Hypergraph structure computation aims to learn the high-order correlations among data in the presence of missing links and inaccurate initial structure. There are two scenarios in which hypergraph structure computation is performed: either the set of hyperedges is incomplete or the affiliation relationships between vertices and hyperedges are incomplete. Recommender system and drug discovery [8,9,10] are typical hypergraph structure computation applications. For example, in recommender system, the hyperedges describe the connections between items and users with specific semantics. The number of hyperedges is fixed, and the features of both vertices and hyperedges can be obtained as the input. Here, the target of hypergraph structure computation is to predict whether a vertex belongs to a hyperedge or not. If a new hyperedge is predicted, we can have new link to indicate the connections.
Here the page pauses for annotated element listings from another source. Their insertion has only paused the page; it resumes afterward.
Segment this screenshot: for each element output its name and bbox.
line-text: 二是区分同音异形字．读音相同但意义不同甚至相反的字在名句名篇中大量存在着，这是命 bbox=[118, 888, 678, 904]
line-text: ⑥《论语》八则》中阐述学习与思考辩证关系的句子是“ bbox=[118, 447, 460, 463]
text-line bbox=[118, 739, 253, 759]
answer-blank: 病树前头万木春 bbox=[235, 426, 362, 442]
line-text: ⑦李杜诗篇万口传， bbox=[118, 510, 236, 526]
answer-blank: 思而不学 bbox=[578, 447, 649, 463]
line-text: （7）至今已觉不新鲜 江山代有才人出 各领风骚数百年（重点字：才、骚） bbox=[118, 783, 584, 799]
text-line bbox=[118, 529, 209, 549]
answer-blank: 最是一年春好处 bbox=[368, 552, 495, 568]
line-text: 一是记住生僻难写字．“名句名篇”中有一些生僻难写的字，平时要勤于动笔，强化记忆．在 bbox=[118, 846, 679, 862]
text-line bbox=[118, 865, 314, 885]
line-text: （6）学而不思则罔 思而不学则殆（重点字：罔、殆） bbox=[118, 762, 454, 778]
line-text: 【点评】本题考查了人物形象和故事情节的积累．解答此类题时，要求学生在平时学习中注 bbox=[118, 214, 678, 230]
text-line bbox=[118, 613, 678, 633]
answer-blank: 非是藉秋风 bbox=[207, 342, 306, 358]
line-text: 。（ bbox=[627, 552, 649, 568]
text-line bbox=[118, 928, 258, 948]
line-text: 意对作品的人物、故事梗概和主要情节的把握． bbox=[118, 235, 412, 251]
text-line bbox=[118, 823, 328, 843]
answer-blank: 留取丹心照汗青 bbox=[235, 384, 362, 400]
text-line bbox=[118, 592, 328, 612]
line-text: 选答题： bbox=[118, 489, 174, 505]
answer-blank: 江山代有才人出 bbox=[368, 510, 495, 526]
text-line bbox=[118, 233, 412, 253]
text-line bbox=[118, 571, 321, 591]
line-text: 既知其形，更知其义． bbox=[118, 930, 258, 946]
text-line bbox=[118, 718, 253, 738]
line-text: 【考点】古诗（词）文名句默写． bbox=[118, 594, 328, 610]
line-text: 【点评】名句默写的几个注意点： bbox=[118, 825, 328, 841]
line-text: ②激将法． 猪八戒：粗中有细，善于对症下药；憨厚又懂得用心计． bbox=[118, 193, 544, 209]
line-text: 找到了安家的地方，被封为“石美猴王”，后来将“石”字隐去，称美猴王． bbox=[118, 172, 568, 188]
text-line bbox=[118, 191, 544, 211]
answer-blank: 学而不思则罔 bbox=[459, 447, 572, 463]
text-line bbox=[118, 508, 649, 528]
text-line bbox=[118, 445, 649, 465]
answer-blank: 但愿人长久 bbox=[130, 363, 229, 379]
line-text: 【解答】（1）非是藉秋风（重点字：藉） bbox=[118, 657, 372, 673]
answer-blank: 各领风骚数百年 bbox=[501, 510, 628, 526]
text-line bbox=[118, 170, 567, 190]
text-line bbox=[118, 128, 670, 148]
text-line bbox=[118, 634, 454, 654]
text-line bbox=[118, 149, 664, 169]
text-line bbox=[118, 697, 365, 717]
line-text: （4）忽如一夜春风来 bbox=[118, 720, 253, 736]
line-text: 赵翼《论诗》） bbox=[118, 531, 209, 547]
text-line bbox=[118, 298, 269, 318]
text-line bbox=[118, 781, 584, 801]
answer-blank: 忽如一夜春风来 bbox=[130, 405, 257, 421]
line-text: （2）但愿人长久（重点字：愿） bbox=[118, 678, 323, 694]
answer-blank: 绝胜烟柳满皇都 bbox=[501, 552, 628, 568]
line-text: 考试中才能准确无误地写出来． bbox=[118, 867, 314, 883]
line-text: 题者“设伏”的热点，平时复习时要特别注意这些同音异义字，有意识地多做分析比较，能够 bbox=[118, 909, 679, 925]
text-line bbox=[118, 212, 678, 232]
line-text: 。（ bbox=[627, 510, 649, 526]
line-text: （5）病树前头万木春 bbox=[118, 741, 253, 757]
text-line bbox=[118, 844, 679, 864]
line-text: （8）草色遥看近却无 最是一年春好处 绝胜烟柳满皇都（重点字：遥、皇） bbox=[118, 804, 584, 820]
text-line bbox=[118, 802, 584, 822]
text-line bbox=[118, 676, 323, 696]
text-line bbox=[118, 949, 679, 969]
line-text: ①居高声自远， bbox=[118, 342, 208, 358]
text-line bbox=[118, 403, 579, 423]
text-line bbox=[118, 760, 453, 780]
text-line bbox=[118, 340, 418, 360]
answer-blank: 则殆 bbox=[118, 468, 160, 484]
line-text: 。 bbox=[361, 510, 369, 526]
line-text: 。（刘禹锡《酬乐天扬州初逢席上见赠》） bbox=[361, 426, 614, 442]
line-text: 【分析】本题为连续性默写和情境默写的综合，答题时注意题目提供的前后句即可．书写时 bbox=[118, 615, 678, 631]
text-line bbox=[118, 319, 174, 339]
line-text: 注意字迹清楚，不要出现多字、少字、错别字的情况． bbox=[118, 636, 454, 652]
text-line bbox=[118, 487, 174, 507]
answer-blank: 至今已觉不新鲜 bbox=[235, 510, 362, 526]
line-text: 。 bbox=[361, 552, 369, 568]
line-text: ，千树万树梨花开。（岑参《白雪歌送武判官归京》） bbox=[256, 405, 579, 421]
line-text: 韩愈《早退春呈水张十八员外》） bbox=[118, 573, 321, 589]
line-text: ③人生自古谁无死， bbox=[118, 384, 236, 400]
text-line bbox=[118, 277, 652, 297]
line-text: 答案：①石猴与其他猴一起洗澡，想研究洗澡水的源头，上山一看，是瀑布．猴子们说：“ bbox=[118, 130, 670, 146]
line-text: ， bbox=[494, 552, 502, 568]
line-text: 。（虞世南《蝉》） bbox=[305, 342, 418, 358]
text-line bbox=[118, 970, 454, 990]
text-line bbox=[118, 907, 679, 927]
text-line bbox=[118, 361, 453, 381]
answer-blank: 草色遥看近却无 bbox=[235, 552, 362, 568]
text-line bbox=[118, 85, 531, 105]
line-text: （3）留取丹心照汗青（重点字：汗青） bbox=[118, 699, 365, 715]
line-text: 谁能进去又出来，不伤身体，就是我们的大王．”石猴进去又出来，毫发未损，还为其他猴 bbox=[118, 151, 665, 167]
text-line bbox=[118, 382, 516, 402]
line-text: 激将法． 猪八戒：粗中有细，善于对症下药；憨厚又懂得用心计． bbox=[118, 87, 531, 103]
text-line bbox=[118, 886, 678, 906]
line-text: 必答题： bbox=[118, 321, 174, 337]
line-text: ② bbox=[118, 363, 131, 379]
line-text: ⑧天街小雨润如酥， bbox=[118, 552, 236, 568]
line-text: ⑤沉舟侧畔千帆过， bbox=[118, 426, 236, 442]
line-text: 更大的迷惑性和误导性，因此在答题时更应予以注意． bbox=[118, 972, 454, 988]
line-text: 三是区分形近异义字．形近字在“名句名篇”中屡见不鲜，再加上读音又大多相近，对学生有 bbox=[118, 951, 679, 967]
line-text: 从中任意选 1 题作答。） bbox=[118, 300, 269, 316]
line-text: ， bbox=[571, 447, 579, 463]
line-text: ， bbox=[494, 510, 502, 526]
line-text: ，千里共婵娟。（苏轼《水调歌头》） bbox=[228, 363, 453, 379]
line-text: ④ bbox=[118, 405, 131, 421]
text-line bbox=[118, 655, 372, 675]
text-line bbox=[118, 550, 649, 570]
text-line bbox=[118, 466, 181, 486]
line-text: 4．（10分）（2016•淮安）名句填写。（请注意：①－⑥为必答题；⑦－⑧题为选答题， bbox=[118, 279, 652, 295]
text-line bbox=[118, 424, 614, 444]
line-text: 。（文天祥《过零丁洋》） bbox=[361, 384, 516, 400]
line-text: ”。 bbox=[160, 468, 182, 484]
However, in a knowledge hypergraph, the hyperedges display the facts in the real world, which are usually highly incomplete. The missing links are expected to be inferred based on existing links by hypergraph structure computation. Therefore, in the second case, the objective of hypergraph structure computation is not only optimizing existing links but also inferring the unobserved links.

In the following, we describe the computation paradigms of these two cases separately. The first scenario is that the set of hyperedges is complete and the affiliation relationships between vertices and hyperedges are incomplete. In this case, we usually can extract a feature vector for each hyperedge representation. Given the input of vertex features \({\mathbf {X}}_{\mathbb {V}}\) and hyperedge features \({\mathbf {X}}_{\mathbb {E}}\), we can calculate the incidence matrix by the function related to the vertex and hyperedge features as

$$\displaystyle \begin{aligned} {\mathbf{H}}^{*} = f_{\varTheta}({\mathbf{X}}_{\mathbb{V}}, {\mathbf{X}}_{\mathbb{E}}). \end{aligned} $$
(3.4)

For example, the attention score can be used as an instance of the function in practice.
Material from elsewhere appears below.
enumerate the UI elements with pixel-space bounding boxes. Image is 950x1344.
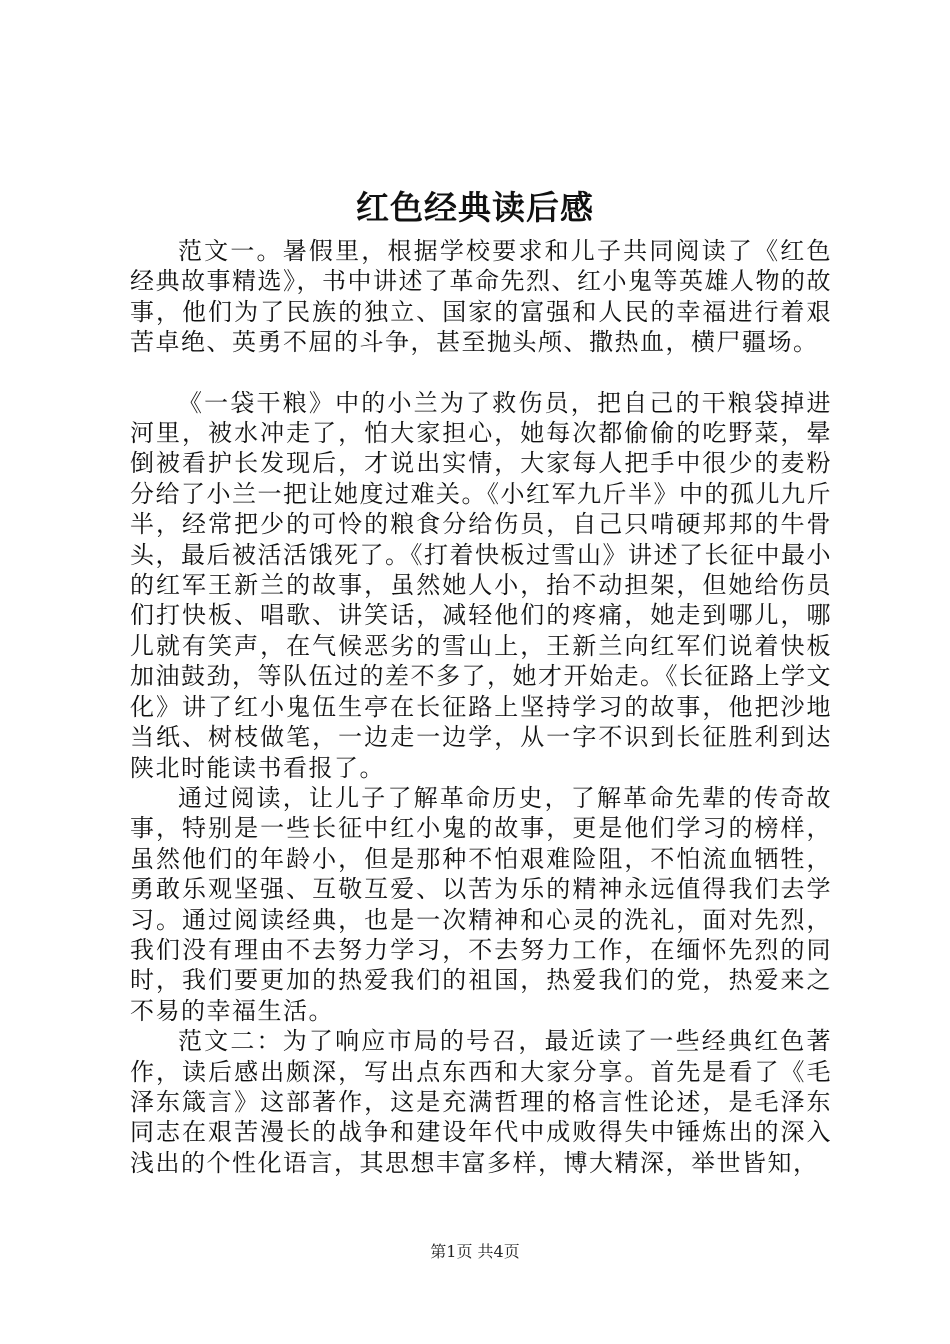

In the second scenario, if there are missing hyperedges in the observed hypergraph and the semantics of hyperedges are ambiguous, it is difficult to directly describe the hyperedges by features. Consequently, only the initial incomplete hypergraph structure and the features of vertices can be available as the input. We denote the incidence matrix of the initial hypergraph structure by H (0). The computation paradigm can be written as

$$\displaystyle \begin{aligned} {\mathbf{H}}^{*} = f_{\varTheta}({\mathbf{X}}_{\mathbb{V}}, {\mathbf{H}}^{(0)}), \end{aligned} $$
(3.5)

which indicates that the new hypergraph structure is updated based on the original hypergraph structure following specific prior information.
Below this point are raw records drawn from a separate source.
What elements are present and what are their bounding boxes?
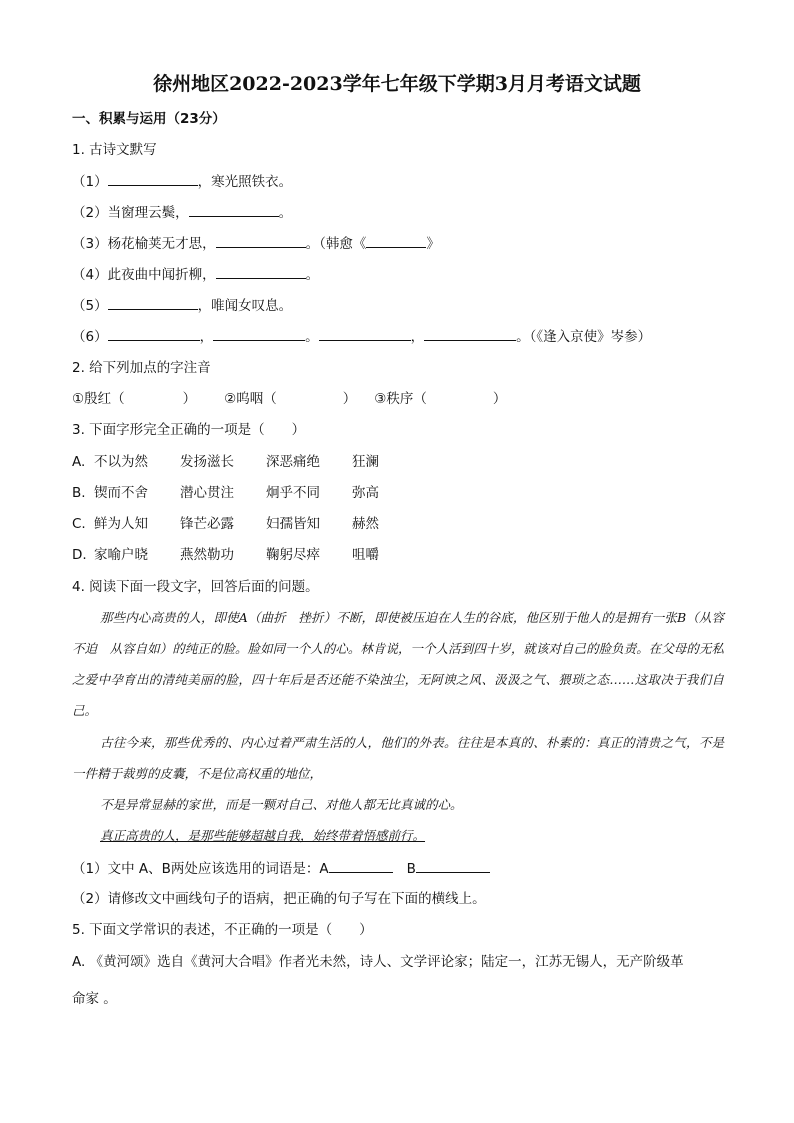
q4-sub-1-text: （1）文中 A、B两处应该选用的词语是：A xyxy=(72,861,329,877)
answer-blank[interactable] xyxy=(424,326,516,341)
q2-item-a: ①殷红（ xyxy=(72,391,125,407)
answer-blank[interactable] xyxy=(319,326,411,341)
q2-item-b-close: ） xyxy=(342,391,357,407)
answer-blank[interactable] xyxy=(213,326,305,341)
q2-item-c-close: ） xyxy=(492,391,507,407)
q4-underlined-sentence xyxy=(72,820,724,851)
option-word: 锲而不舍 xyxy=(94,485,148,501)
q1-l5-post: ，唯闻女叹息。 xyxy=(197,298,293,314)
answer-blank[interactable] xyxy=(216,264,306,279)
option-word: 炯乎不同 xyxy=(266,485,320,501)
option-word: 家喻户晓 xyxy=(94,547,148,563)
q1-line-3 xyxy=(72,233,440,254)
q1-l4-pre: （4）此夜曲中闻折柳， xyxy=(72,267,216,283)
underlined-text: 真正高贵的人，是那些能够超越自我，始终带着悟感前行。 xyxy=(100,828,426,843)
q4-sub-1-label-b: B xyxy=(406,861,416,877)
option-word: 不以为然 xyxy=(94,454,148,470)
q1-l1-pre: （1） xyxy=(72,174,108,190)
q2-item-a-close: ） xyxy=(182,391,197,407)
q2-item-c: ③秩序（ xyxy=(374,391,427,407)
answer-blank[interactable] xyxy=(189,202,279,217)
option-word: 弥高 xyxy=(352,485,379,501)
page-title: 徐州地区2022-2023学年七年级下学期3月月考语文试题 xyxy=(153,73,641,95)
q1-line-5 xyxy=(72,295,292,316)
q1-l4-post: 。 xyxy=(305,267,320,283)
q1-l3-post: 》 xyxy=(426,236,440,252)
q1-l6-post: 。（《逢入京使》岑参） xyxy=(516,329,652,345)
q1-l3-pre: （3）杨花榆荚无才思， xyxy=(72,236,216,252)
option-word: 咀嚼 xyxy=(352,547,379,563)
q1-l6-pre: （6） xyxy=(72,329,108,345)
answer-blank[interactable] xyxy=(108,295,198,310)
q3-option-b[interactable] xyxy=(72,483,379,503)
option-word: 潜心贯注 xyxy=(180,485,234,501)
option-word: 赫然 xyxy=(352,516,379,532)
q1-line-4 xyxy=(72,264,319,285)
q1-line-1 xyxy=(72,171,292,192)
q4-passage-paragraph-1: 那些内心高贵的人，即使A（曲折 挫折）不断，即使被压迫在人生的谷底，他区别于他人的是拥有一张B（从容不迫 从容自如）的纯正的脸。脸如同一个人的心。林肯说，一个人活到四十岁，就该对自己的脸负责。在父母的无私之爱中孕育出的清纯美丽的脸，四十年后是否还能不染浊尘，无阿谀之风、汲汲之气、猥琐之态……这取决于我们自己。 xyxy=(72,610,724,718)
option-label: D. xyxy=(72,547,87,563)
q3-option-d[interactable] xyxy=(72,545,379,565)
option-word: 发扬滋长 xyxy=(180,454,234,470)
q1-stem: 1. 古诗文默写 xyxy=(72,142,157,158)
option-word: 狂澜 xyxy=(352,454,379,470)
option-label: B. xyxy=(72,485,86,501)
q3-stem: 3. 下面字形完全正确的一项是（ ） xyxy=(72,422,306,438)
option-word: 妇孺皆知 xyxy=(266,516,320,532)
option-word: 鞠躬尽瘁 xyxy=(266,547,320,563)
q1-l2-post: 。 xyxy=(278,205,293,221)
q5-stem: 5. 下面文学常识的表述，不正确的一项是（ ） xyxy=(72,922,373,938)
q1-l5-pre: （5） xyxy=(72,298,108,314)
q1-l6-c2: 。 xyxy=(305,329,319,345)
q1-l6-c1: ， xyxy=(199,329,214,345)
answer-blank[interactable] xyxy=(216,233,306,248)
q4-passage-paragraph-3: 不是异常显赫的家世，而是一颗对自己、对他人都无比真诚的心。 xyxy=(100,797,463,812)
q2-item-b: ②呜咽（ xyxy=(224,391,277,407)
answer-blank-b[interactable] xyxy=(416,858,490,873)
q4-sub-1 xyxy=(72,858,490,879)
answer-blank-a[interactable] xyxy=(329,858,393,873)
q2-items xyxy=(72,389,506,409)
q2-stem: 2. 给下列加点的字注音 xyxy=(72,360,211,376)
option-word: 深恶痛绝 xyxy=(266,454,320,470)
q1-l6-c3: ， xyxy=(410,329,425,345)
q3-option-c[interactable] xyxy=(72,514,379,534)
option-label: A. xyxy=(72,454,86,470)
q3-option-a[interactable] xyxy=(72,452,379,472)
q4-passage-paragraph-2: 古往今来，那些优秀的、内心过着严肃生活的人，他们的外表。往往是本真的、朴素的：真正的清贵之气，不是一件精于裁剪的皮囊，不是位高权重的地位， xyxy=(72,735,724,781)
q1-l1-post: ，寒光照铁衣。 xyxy=(197,174,293,190)
q1-line-2 xyxy=(72,202,292,223)
q5-option-a-line-1[interactable]: A. 《黄河颂》选自《黄河大合唱》作者光未然，诗人、文学评论家；陆定一，江苏无锡人，无产阶级革 xyxy=(72,954,684,970)
q1-line-6 xyxy=(72,326,651,347)
q1-l3-mid: 。（韩愈《 xyxy=(305,236,367,252)
answer-blank[interactable] xyxy=(108,171,198,186)
option-word: 鲜为人知 xyxy=(94,516,148,532)
option-word: 燕然勒功 xyxy=(180,547,234,563)
option-word: 锋芒必露 xyxy=(180,516,234,532)
answer-blank[interactable] xyxy=(108,326,200,341)
option-label: C. xyxy=(72,516,86,532)
section-heading: 一、积累与运用（23分） xyxy=(72,111,226,127)
answer-blank[interactable] xyxy=(366,233,426,248)
q1-l2-pre: （2）当窗理云鬓， xyxy=(72,205,189,221)
q4-sub-2: （2）请修改文中画线句子的语病，把正确的句子写在下面的横线上。 xyxy=(72,891,486,907)
q4-stem: 4. 阅读下面一段文字，回答后面的问题。 xyxy=(72,579,319,595)
q5-option-a-line-2: 命家 。 xyxy=(72,991,117,1007)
To guide the evolution of hypergraph structure to more accurately model data correlation, it is necessary to evaluate the quality of hypergraph structure based on the training data and prior information. If there is part of ground truth information about the hypergraph structure, the performance of correlation modeling can be evaluated directly. However, there is no golden standard for hypergraph structure in most cases. Therefore, we may need to perform downstream tasks using the new hypergraph and indirectly evaluate hypergraph computation performance through the downstream task results. Here, we refer to Fig. 3.1, and hypergraph structure computation can be conducted under the intra- and inter-hypergraph computation frameworks.

3.5 Summary

In this chapter, we introduce three hypergraph computation paradigms for different scenarios. These three paradigms are intra-hypergraph computation, inter-hypergraph computation, and hypergraph structure computation, which focus on learning the representation of a single subject using the inside component information, learning the representation of a subject by considering its correlations with other subjects, and learning the high-order correlations among data in the presence of missing links and inaccurate initial structure. This chapter provides an overview of how to use hypergraph computation, and the detailed hypergraph computation theory, methods, and application will be introduced in the following chapters.